Delicada, eu?

Na solenidade de posse dos dirigentes de um determinado órgão uma fala se repete, me entranha os ouvidos e arrepia minhas convicções políticas e culturais. Como um dos empossados é mulher, com ênfase se repete que, finalmente, a entidade terá “uma alma feminina”. Será cuidada com “carinho”, “delicadeza” “afeto”.

Falas ditas em tons de casualidade. Palmas e risos de aprovação confirmam com anuências de gestos e movimentos de positividade. E minha inquietação e indignação crescem na mesma proporção dos aplausos. Como a presença feminina é traduzida, como naturalidade, como delicadeza, sensibilidade, feminilidade?  Minha indignação se alimenta nos argumentos da francesa Simone de Boauvoir que, em meados do século passado, já nos lembra que “não nascemos mulher, nos tornamos”.

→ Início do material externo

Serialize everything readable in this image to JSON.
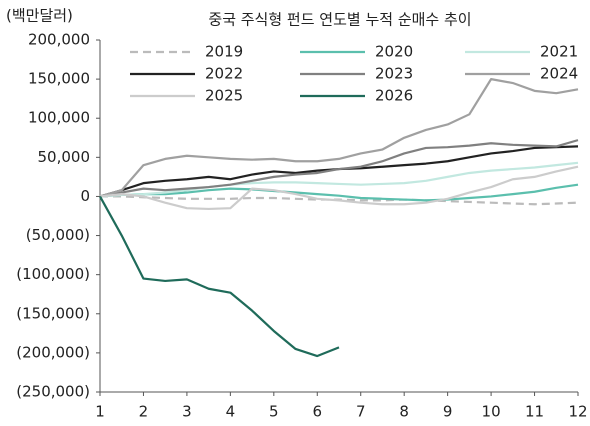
{
  "chart_data": {
    "type": "line",
    "title": "중국 주식형 펀드 연도별 누적 순매수 추이",
    "y_label": "(백만달러)",
    "x": [
      1,
      1.5,
      2,
      2.5,
      3,
      3.5,
      4,
      4.5,
      5,
      5.5,
      6,
      6.5,
      7,
      7.5,
      8,
      8.5,
      9,
      9.5,
      10,
      10.5,
      11,
      11.5,
      12
    ],
    "xlim": [
      1,
      12
    ],
    "xticks": [
      1,
      2,
      3,
      4,
      5,
      6,
      7,
      8,
      9,
      10,
      11,
      12
    ],
    "ylim": [
      -250000,
      200000
    ],
    "yticks": [
      {
        "value": -250000,
        "label": "(250,000)"
      },
      {
        "value": -200000,
        "label": "(200,000)"
      },
      {
        "value": -150000,
        "label": "(150,000)"
      },
      {
        "value": -100000,
        "label": "(100,000)"
      },
      {
        "value": -50000,
        "label": "(50,000)"
      },
      0,
      {
        "value": 50000,
        "label": "50,000"
      },
      {
        "value": 100000,
        "label": "100,000"
      },
      {
        "value": 150000,
        "label": "150,000"
      },
      {
        "value": 200000,
        "label": "200,000"
      }
    ],
    "grid": false,
    "series": [
      {
        "name": "2019",
        "color": "#bbbbbb",
        "dashed": true,
        "values": [
          0,
          0,
          -1000,
          -2000,
          -3000,
          -3000,
          -3000,
          -2000,
          -2000,
          -3000,
          -4000,
          -4000,
          -5000,
          -5000,
          -4000,
          -5000,
          -6000,
          -7000,
          -8000,
          -9000,
          -10000,
          -9000,
          -8000
        ]
      },
      {
        "name": "2020",
        "color": "#5bbfad",
        "values": [
          0,
          2000,
          3000,
          3000,
          5000,
          8000,
          10000,
          9000,
          7000,
          5000,
          3000,
          1000,
          -2000,
          -3000,
          -4000,
          -5000,
          -4000,
          -2000,
          0,
          3000,
          6000,
          11000,
          15000
        ]
      },
      {
        "name": "2021",
        "color": "#c2e8e0",
        "values": [
          0,
          2000,
          3000,
          5000,
          8000,
          12000,
          15000,
          17000,
          18000,
          18000,
          17000,
          16000,
          15000,
          16000,
          17000,
          20000,
          25000,
          30000,
          33000,
          35000,
          37000,
          40000,
          43000
        ]
      },
      {
        "name": "2022",
        "color": "#222222",
        "values": [
          0,
          8000,
          17000,
          20000,
          22000,
          25000,
          22000,
          28000,
          32000,
          30000,
          33000,
          35000,
          36000,
          38000,
          40000,
          42000,
          45000,
          50000,
          55000,
          58000,
          62000,
          63000,
          64000
        ]
      },
      {
        "name": "2023",
        "color": "#808080",
        "values": [
          0,
          5000,
          10000,
          8000,
          10000,
          12000,
          15000,
          20000,
          25000,
          28000,
          30000,
          35000,
          38000,
          45000,
          55000,
          62000,
          63000,
          65000,
          68000,
          66000,
          65000,
          64000,
          72000
        ]
      },
      {
        "name": "2024",
        "color": "#a0a0a0",
        "values": [
          0,
          8000,
          40000,
          48000,
          52000,
          50000,
          48000,
          47000,
          48000,
          45000,
          45000,
          48000,
          55000,
          60000,
          75000,
          85000,
          92000,
          105000,
          150000,
          145000,
          135000,
          132000,
          137000
        ]
      },
      {
        "name": "2025",
        "color": "#cccccc",
        "values": [
          0,
          3000,
          0,
          -8000,
          -15000,
          -16000,
          -15000,
          10000,
          8000,
          3000,
          -3000,
          -5000,
          -8000,
          -10000,
          -10000,
          -8000,
          -3000,
          5000,
          12000,
          22000,
          25000,
          32000,
          38000
        ]
      },
      {
        "name": "2026",
        "color": "#1f6b5a",
        "values": [
          0,
          -50000,
          -105000,
          -108000,
          -106000,
          -118000,
          -123000,
          -146000,
          -172000,
          -195000,
          -204000,
          -193000,
          null,
          null,
          null,
          null,
          null,
          null,
          null,
          null,
          null,
          null,
          null
        ]
      }
    ]
  }
}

Para Boauvoir, o tornar-se mulher dar-se no campo da cultura, ou seja, das práticas sociais, e não no código genético. A determinação biológica do masculino e do feminino vai sendo ressignificada por ações, atitudes, comportamentos, leis, espaços, territórios cartografados pelos homens/mulheres em suas vivências. Espaços e fronteiras que delimitam e autorizam acessos e definem interdições e impedimentos.

É também no campo da cultura que se gesta a naturalização e a essencialização dessas diferenças, num movimento de inversão onde o que é criação e/ou invenção humana torna-se natureza. Assim, é inerente a “natureza feminina” (outra fala que me causa náuseas políticas) a delicadeza, o cuidado, a gentileza. 

Discursos que escondem regras da prática discursiva onde o que é dito, nem sempre expressa suas intencionalidades ou escancara suas autorias ou lugares políticos.

Como nos lembra outro filósofo francês, Michel Foucault, os discursos, traduzidos em falas, leis, práticas, comportamentos, concepções, teorias, representam um conjunto de regras que se forjam nas arenas de lutas onde poderes, saberes, dizeres se instituem, são fincados e extirpados no compasso da produção de objetos, coisas, palavras, línguas, imagens, vozes, silêncios.

Assim, o ser mulher é uma invenção da cultura, sendo moldada, talhada, descrita em práticas e códigos religiosos, em trocas e intercâmbios econômicos, em saliências e reentrâncias, em côncavos e convexos, em aproximações e dissidências. Em anuências e consentimentos. Em afetos e violências.

Portanto, como se inventa o feminino na tradução do delicado, do gentil, do cuidado, a reelaboração dessa “essência” dar-se no território das práticas e experiências dos humanos, em suas interrelações cotidianas. Práticas que, nos nossos tempos, podem ser designadas por vivências feministas.

Assim, meu ouvido cultural, social, político, engendrado na experiência feminista entra em ebulição quando as falas repetidas na solenidade de posse reverbera em tímpanos, tons e sons, nem sempre “geniais”.